Its industry group referred to 339 large-scale gold mines, or about 60% of total gold mine supply.
WoodMac said cleaner energy projects were expected to save more than 3 million tonnes of CO2 equivalent a year, 5.5% of the gold industry's 2019 emissions and similar to removing 654,000 internal combustion engine cars from the road.
It said the gold industry had emitted more than 55Mt CO2 equivalent in 2019 in scope 1 and 2 emissions, which was about 0.2% of total global carbon emissions.
But while the proportion was small, WoodMac head of gold research Rory Townsend warned the sector to not become complacent.
"Miners who are not striving to reduce their environmental footprints are likely to lose favour among investors and struggle to secure project financing," he said.

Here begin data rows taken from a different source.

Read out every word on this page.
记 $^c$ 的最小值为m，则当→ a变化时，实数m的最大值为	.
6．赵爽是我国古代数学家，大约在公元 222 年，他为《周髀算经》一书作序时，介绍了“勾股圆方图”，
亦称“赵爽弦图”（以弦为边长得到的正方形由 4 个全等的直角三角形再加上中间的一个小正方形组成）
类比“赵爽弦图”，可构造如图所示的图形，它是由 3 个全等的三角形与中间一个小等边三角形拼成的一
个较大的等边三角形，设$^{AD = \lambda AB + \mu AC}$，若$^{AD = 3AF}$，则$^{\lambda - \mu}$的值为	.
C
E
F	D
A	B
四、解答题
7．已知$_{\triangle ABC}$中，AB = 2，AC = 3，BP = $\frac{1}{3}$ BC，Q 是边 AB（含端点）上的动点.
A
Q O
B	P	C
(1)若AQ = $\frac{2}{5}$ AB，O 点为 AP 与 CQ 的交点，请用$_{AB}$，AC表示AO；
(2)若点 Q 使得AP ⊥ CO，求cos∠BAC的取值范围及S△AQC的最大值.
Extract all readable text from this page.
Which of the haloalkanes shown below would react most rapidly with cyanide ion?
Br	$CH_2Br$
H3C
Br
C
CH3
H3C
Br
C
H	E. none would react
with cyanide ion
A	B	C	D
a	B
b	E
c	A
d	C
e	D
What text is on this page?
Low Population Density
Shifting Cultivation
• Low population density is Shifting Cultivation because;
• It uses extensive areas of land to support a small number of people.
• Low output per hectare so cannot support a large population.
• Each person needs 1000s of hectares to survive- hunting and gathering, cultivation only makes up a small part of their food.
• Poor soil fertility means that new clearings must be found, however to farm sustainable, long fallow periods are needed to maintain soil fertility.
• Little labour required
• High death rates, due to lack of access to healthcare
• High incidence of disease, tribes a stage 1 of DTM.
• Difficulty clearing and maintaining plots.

"Proof that this is not a box-ticking exercise is evidenced by several miners executing sustainability-linked credit facilities, such as those agreed by Newmont in March and Polymetal increasing theirs in May."
Townsend said several carbon-intensive mines were due to go offline before 2030 but with some mine extensions materialising in light of the elevated gold price, the industry might need to see "even more aggressive action to reduce emissions to align with carbon reduction targets".
He said the bulk of progress to date had been made by 15 companies and called for a collective effort to change the perception of the industry.
"This is an opportunity for miners to boost their green credentials, particularly at a time when other asset classes, such as cryptocurrency, are having their sustainability commitments drawn into question," he said.
Gold major Newmont released its first climate strategy this week.